Along with the Carnegie, the Alabama Center for the Arts recently welcomed a new exhibit. “Continuation,” with pottery and quilts by Huntsville artist Guadalupe Lanning Robinson, will remain on display through July 1.
A native of Mexico City and resident of Alabama for more than three decades, Lanning Robinson combines the culture and tradition of Mexico and the deep South to create her pieces.
The Alabama Center for the Arts is open Monday to Wednesday, 8 a.m.-5 p.m., Thursday, 8 a.m.-8 p.m., and Friday, 8 a.m.-noon. Due to concerns over the coronavirus, to enter the gallery, individuals must be wearing a mask, use hand sanitizer, answer questions, show an ID and undergo a temperature check.
One-on-One with Francine Tint
How did your work as a costume designer impact your art?
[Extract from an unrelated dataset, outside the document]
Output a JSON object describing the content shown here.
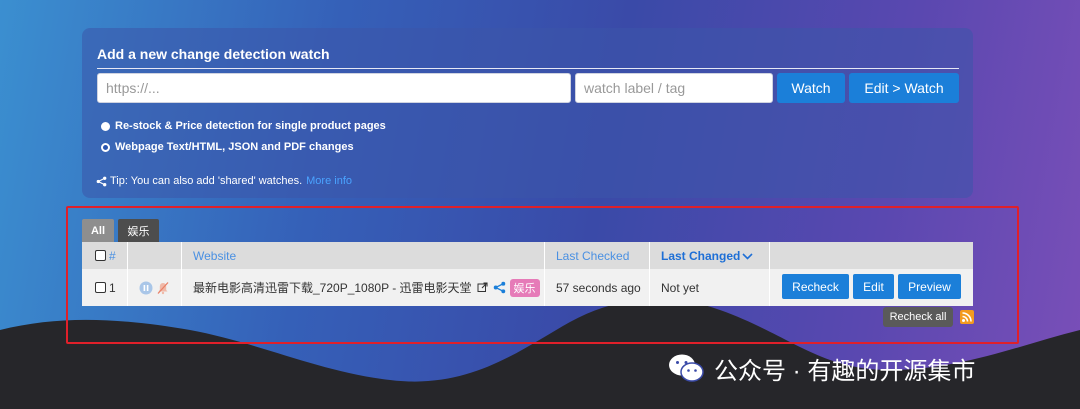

It impacted it a lot. My paintings have a lot of layers, like clothing. What I realized is painters, like Rembrandt and Titian, they were like costume designers, too. They knew how to do velvets and zippers and layers.
How do you come up with the names of the paintings? The name always comes at the end. Again, the process is abstract. A feeling may come to me. A lot of them come from literature as well. I’ll make a list of names beforehand and, when I see a painting, I may attach one of those names to it. Or it may be a conversation with my assistant of what it looks like or feels like.
Has the coronavirus influenced what you are creating? I didn’t stop painting during the virus. I felt it was my duty to work. It was hard because I didn’t have my assistant and I couldn’t get supplies, but I felt it was my duty to create, because my work is about feelings at this time in history. I have noticed that my colors are darker, which is fine. All colors are fine. All feelings are fine.